Museums: from Appealing to Essential

Sometimes museums get caught up in strategizing how to be attractive (or interesting, or relevant) to their audiences when a more helpful framing of the problem would be to ask what can make them more essential.

What’s the difference?

Imagine a library closure: parents scrambling for expensive school books, job seekers struggling to access their applications, anyone who doesn’t own a computer blocked from checking their email. Devastating, right? Now imagine if your museum was to close–would the impact be as critical? The volume of complaints you can expect to receive reflects your institution’s attractiveness, whereas the gravity of the complaints reflects its essentialness.

Unlike libraries, most museums aren’t inherently essential to their communities. Instead, they focus on attracting visitors in order to compete with other community spaces for attention and revenue. But is it really too ambitious to think that these museums could become essential to their communities if that was their primary goal?

Tips for becoming essential

Connect to local issues. I like to picture a state or regional museum that gets its inspiration from local news. In this example, the newspapers tell us that our county has had a critical shortage of nurses since the pandemic. The regional museum responds by producing an exhibition that investigates the topic–how and why did this problem come to be? Why is it worse in our county than in neighboring ones? What do current and former nurses in the area have to say about the issue? Going beyond what the newspaper coverage could offer, the museum offers artifacts that provide supporting evidence, programming bringing in subject matter experts who speak about the issue from all sides, community organizers who connect and rally visitors to advocate for change, medics who train people on first aid they can do at home to relieve strain on hospital ERs, and so on. The museum has now become the place where anyone can come together to help solve this crisis in their community.

Lean into what makes your take unique. How might a science museum that wants to do an exhibition on climate change think about making it more essential to visitors? The topic itself is essential, but what would make the museum a critical part of the visitor’s engagement with the topic–that is, what can the museum provide for visitors that they can’t already get on the internet or someplace else?

One option would be to offer hands-on learning activities that give personalized feedback. Urban gardening is a great practice for sustainability, but some people will need an in-person tutorial to get started. Most people know they should recycle, but how many feel confident in their ability to sort their recycling correctly? The museum could test visitors’ sorting accuracy via an interactive and give them suggestions for how to improve. Perhaps they could also show a model of what environmental impact each visitor’s specific errors would have over a set period of time if not corrected.

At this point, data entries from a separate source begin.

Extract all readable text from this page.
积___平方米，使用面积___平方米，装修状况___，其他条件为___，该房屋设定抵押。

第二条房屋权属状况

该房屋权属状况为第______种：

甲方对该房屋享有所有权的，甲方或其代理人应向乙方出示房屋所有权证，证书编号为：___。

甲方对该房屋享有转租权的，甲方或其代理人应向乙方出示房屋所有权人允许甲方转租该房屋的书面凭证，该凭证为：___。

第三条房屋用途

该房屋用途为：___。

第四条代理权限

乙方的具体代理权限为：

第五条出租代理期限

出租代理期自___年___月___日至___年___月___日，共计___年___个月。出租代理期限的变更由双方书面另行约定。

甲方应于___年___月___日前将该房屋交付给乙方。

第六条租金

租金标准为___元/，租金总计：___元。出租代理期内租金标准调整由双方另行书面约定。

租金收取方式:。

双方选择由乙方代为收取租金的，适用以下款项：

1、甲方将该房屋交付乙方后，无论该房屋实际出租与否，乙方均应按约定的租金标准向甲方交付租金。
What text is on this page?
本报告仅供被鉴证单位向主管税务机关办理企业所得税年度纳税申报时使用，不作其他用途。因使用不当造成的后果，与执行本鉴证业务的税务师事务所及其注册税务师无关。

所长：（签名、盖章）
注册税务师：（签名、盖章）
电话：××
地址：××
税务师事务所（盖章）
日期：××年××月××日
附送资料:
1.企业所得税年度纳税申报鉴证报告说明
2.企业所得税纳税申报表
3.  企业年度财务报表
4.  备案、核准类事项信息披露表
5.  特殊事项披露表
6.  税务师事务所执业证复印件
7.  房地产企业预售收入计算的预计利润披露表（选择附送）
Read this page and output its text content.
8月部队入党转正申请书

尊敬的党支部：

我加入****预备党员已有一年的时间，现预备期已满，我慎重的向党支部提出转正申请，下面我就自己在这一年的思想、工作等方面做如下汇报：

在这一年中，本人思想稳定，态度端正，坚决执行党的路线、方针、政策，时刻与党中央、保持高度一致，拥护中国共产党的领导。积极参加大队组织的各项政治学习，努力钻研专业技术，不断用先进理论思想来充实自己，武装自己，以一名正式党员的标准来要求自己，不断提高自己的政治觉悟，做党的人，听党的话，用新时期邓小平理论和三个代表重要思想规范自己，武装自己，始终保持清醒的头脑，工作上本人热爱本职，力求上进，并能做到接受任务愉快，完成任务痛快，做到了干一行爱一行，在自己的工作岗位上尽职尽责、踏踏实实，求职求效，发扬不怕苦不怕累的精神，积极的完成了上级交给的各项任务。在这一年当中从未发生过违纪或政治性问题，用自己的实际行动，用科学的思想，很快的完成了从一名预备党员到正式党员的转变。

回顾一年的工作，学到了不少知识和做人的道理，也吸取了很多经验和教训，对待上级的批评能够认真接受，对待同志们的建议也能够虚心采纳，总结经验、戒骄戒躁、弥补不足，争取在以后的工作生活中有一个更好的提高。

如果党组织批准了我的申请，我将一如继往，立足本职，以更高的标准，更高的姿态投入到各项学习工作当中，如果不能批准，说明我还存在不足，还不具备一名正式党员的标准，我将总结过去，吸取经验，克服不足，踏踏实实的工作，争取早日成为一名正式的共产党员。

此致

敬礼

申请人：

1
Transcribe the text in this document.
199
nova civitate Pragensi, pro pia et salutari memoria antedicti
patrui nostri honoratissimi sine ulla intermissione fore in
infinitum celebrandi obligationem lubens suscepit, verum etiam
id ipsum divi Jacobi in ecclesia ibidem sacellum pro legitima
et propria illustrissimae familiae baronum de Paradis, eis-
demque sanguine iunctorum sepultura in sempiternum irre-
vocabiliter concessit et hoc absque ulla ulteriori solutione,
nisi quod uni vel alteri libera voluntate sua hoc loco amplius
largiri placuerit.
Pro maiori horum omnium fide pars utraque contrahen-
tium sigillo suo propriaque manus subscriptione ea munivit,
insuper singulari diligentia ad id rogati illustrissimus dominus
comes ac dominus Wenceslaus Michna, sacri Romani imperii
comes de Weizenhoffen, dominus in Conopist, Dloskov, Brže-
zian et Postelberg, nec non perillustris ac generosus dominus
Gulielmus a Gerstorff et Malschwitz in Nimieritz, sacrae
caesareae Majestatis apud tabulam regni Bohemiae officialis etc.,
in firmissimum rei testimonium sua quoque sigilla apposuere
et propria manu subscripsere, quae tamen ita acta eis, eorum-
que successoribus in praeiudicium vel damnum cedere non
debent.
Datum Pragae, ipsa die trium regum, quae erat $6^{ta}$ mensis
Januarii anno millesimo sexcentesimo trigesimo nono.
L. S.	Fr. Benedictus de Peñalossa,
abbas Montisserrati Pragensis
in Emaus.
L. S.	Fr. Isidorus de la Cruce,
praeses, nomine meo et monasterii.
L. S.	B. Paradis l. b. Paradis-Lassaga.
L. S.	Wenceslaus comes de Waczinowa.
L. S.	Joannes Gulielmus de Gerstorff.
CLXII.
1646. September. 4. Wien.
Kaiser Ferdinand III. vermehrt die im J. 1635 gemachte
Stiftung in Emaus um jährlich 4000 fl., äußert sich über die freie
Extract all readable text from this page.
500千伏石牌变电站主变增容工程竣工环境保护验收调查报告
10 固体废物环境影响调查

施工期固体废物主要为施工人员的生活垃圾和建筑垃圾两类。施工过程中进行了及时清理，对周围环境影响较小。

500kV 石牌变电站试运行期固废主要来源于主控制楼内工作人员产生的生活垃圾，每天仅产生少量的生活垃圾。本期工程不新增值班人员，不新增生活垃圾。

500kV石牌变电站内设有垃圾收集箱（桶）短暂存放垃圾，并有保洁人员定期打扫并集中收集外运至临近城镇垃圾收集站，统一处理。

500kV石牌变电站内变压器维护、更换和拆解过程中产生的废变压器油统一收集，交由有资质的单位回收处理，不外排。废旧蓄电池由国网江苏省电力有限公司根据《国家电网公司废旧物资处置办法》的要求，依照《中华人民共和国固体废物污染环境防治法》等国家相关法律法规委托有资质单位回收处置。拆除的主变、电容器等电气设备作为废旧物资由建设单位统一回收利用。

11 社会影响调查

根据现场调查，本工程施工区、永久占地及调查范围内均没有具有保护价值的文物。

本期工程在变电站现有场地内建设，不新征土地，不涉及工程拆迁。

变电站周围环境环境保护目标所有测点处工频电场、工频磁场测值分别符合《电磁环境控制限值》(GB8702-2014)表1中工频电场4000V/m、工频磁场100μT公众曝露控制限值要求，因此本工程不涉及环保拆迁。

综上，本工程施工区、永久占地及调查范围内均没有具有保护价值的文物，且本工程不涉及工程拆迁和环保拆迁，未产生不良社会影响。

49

Collaborate with community problem-solvers. As an aficionado of pet rabbits, I once had an opportunity to rethink a petting zoo at a science center. My proposal for the rabbit exhibit included partnering with local animal shelters to house adoptable rabbits in indoor playpens that visitors could enter for supervised one-on-one socialization. There could also be craft activities for visitors to make toys for the rabbits out of recycled paper and cardboard. These minor changes would preserve the function and appeal of the original petting zoo while adding an essential solution to real community problems (uninformed people dump their pets, wreaking havoc on local ecosystems, and shelters get overcrowded and under-resourced in their ability to supply enrichment). Plus the museum would gain a permanent place in the hearts of any adopters who happened to meet their new family member through their experience visiting. Being essential makes you more attractive to visitors, but not necessarily the other way around.

Brown rabbit in a rectangular play pen with clear sides. Playpen has carpeted flooring, a litter box, a hay feeder, and a pet bed.
Wouldn’t you rather visit a rabbit here than in a traditional petting zoo? And it’s better for the bunny. Image courtesy of Blue Clover Rabbitry

So if you haven’t already, try asking yourself of your current project, “How can this help my museum be more essential to its audiences?” I’d love to hear about whether or not it was a helpful exercise for unlocking new ideas.